Re contrabassoon, here's a quick answer: your instinct is good. :-) Almost everything is more difficult on a contrabassoon. A contrabassoon is similar to a bassoon, but they are more different from each other than, say, a piccolo is from a flute, or an English horn is from an oboe.
The fingerings are, with one exception, superficially the same as for a bassoon for the octave and a half from the lowest Bb up until "open" F (written F fourth line bass clef). The exception is the Eb below open F, which uses an extra key instead of a fork fingering to produce the Eb.
That said, there are certain things that can be easier, or harder, on a contrabassoon than on a bassoon. For example, the Ab/Bb trill is problematic on the bassoon, but much easier on a contrabassoon. Another example in the other direction: virtually every modern bassoon has an F# trill key for E/F# and F/F# trills (around "open" F), and many modern bassoons have an F/G trill key; but the F# trill key is a relatively uncommon option on contrabassoons, and I've never seen a G trill key on one.
Once the contrabassoon goes into the next octave, all bets are off. Depending on the note (or trill) in question, fingerings can be similar to or different from the bassoon. For example, the fingerings for the Eb, E, and F above middle C are completely different from the bassoon. For that matter, fingerings can be different from one instrument to the next, or from one reed to the next, or from one player to the next.
In addition, there are new versions of the contrabassoon that have their own fingering systems that can differ substantially from the not-so-standard "standard" contrabassoon. The differences generally manifest themselves in the higher registers of the contra, improving them in certain cases dramatically. One example of this is the Fast-system Fox contrabassoon. There are a few others.
Finally, there are ranges of the contra that are known to be problematic.
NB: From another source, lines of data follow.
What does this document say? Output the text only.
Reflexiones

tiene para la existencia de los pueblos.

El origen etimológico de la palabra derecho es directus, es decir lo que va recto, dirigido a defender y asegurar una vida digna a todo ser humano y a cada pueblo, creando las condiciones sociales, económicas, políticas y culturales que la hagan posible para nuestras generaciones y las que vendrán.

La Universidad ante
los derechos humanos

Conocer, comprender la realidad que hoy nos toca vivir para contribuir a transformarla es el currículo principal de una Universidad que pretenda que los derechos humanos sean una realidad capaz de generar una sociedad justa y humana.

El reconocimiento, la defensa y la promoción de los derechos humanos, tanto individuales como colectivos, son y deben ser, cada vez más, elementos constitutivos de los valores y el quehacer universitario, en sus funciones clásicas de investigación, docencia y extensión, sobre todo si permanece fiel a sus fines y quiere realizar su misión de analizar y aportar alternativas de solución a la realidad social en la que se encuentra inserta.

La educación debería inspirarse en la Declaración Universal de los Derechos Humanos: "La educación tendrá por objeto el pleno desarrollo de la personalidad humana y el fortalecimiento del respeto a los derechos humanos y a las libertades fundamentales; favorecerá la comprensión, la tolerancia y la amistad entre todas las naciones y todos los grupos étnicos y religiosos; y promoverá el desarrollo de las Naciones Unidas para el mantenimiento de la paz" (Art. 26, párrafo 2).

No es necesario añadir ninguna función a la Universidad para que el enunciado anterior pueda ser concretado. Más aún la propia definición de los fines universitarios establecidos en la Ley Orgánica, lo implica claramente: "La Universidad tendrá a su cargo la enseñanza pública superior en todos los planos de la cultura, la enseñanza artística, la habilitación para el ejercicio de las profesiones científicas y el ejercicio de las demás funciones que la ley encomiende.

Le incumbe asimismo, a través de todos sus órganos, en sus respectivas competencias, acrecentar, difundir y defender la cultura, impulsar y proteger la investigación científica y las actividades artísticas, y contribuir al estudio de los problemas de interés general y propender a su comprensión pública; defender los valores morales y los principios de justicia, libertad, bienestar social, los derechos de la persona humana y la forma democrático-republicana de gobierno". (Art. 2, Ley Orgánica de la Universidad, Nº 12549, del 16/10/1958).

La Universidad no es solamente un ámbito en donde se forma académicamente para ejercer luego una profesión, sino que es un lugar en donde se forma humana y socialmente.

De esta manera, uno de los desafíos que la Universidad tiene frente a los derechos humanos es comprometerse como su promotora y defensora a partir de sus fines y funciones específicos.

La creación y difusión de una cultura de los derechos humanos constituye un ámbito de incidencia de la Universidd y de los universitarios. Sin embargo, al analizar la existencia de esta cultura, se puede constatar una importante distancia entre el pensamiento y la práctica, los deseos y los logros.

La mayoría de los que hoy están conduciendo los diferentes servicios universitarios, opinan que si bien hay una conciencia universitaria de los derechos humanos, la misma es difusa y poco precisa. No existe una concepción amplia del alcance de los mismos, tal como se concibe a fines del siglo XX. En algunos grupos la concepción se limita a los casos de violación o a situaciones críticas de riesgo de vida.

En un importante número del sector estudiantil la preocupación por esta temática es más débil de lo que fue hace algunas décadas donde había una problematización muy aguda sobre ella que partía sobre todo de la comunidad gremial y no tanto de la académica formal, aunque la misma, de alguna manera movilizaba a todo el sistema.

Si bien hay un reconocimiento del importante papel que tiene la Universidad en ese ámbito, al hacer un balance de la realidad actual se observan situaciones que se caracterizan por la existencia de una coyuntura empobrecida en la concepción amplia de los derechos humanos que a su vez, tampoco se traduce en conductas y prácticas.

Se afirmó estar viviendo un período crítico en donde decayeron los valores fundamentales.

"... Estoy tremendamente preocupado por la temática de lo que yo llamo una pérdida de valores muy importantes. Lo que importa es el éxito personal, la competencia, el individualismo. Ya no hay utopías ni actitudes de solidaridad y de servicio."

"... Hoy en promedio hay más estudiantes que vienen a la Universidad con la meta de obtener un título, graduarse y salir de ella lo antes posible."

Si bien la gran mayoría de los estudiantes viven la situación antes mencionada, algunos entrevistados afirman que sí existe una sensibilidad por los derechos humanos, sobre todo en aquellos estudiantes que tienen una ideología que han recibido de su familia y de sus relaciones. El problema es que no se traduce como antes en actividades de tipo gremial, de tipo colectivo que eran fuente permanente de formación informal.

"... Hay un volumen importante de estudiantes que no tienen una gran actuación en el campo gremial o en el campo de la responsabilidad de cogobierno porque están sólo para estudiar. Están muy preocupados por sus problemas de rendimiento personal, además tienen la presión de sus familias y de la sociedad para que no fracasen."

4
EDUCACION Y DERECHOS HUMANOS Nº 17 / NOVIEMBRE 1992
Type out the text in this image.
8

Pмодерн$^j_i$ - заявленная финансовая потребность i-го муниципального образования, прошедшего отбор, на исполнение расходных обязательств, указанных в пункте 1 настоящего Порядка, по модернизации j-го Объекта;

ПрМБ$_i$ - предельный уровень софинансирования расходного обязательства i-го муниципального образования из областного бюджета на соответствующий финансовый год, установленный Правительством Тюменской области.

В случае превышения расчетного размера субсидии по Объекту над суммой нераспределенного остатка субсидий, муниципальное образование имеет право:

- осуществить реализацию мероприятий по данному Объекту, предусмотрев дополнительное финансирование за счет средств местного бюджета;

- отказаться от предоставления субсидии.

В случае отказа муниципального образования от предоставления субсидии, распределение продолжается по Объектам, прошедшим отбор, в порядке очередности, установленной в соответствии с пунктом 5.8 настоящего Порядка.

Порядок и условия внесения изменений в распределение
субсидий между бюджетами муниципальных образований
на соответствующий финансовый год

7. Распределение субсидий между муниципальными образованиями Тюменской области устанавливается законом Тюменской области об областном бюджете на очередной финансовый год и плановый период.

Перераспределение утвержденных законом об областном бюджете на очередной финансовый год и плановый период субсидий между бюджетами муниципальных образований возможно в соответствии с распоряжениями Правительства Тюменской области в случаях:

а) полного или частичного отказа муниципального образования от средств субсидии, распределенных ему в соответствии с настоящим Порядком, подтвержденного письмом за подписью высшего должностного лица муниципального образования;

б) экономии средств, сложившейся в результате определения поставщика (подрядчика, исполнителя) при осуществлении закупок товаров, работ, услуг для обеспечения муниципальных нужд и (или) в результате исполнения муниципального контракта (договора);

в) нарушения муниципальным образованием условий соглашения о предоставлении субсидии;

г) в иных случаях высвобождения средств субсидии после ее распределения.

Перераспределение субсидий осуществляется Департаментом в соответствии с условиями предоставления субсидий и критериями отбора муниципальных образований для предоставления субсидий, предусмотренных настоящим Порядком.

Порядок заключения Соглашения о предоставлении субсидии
For example, the notes around written middle C to Eb are known to be weak and out of tune. There are ways around these limitations, and it's our job as players to make such passages in music work, but it's good as a composer to be aware of them, and write accordingly.
The high range of the instrument is weak compared to the bassoon. You want to be careful about writing a high tessitura for the contra, unless you know the player can play well up there, or unless you're striving for a particular effect.
Again, some of the new developments in the contra have addressed these issues, more or less.
I hope this message was more helpful than confusing.